On March 24, 2015, U.S. Citizenship and Immigration Services (USCIS) issued a 15-page draft policy memorandum setting forth its policy regarding the L-1B classification for workers with specialized knowledge. Clarifying this policy was one of the initiatives announced by President Barack Obama as part of his executive actions on immigration on November 20, 2014. The draft memorandum will be subject to feedback until it becomes effective on August 31, 2015. Therefore, it is too early to tell what the memorandum will look like in its final form.
The memorandum provides consolidated and authoritative guidance on the L-1B program, superseding and rescinding prior L-1B memoranda. It interprets existing statutory and regulatory authorities to promote consistency and efficiency in L-1B adjudications. It provides clarification regarding how L-1B petitioners may demonstrate that an employee possesses specialized knowledge. In the case of off-site employment, it also provides greater clarity regarding compliance with the requirements of the L-1 Visa. The memorandum also clarifies that the standard of proof is “preponderance of the evidence” and that the petitioner must only prove that its claims are more likely than not. The petitioner does not need to remove all doubt from the adjudication.
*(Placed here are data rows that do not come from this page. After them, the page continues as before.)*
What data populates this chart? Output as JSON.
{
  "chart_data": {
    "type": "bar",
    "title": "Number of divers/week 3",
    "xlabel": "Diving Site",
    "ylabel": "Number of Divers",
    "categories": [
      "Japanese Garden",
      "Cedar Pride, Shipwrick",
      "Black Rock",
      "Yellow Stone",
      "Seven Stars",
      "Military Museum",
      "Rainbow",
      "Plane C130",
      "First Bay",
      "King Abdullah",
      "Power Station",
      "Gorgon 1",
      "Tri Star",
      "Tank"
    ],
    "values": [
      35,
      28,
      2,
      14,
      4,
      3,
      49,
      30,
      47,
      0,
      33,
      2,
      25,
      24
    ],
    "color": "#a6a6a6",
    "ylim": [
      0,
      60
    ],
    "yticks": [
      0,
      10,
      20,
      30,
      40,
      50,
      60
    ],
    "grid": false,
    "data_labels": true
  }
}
To date, policy on the L-1B classification has been set forth in a series of policy memoranda dating back to 1994. The updated USCIS memorandum is consistent with those policy memoranda but provides consolidated and authoritative guidance on determining whether specialized knowledge has been established in L-1B petitions and ensuring compliance with the L-1 Visa Reform Act. As such, USCIS supersedes and rescinds prior memoranda on the subject. The complete 15-page memorandum can be found here.
L-1B petitions are very complex. They require extensive supporting documentation and a thorough legal analysis to help convince the USCIS adjudicator that the facts of the case meet L-1B regulatory standards. Therefore, it is not recommended that employers apply for L-1B classification without the benefit of experienced immigration counsel.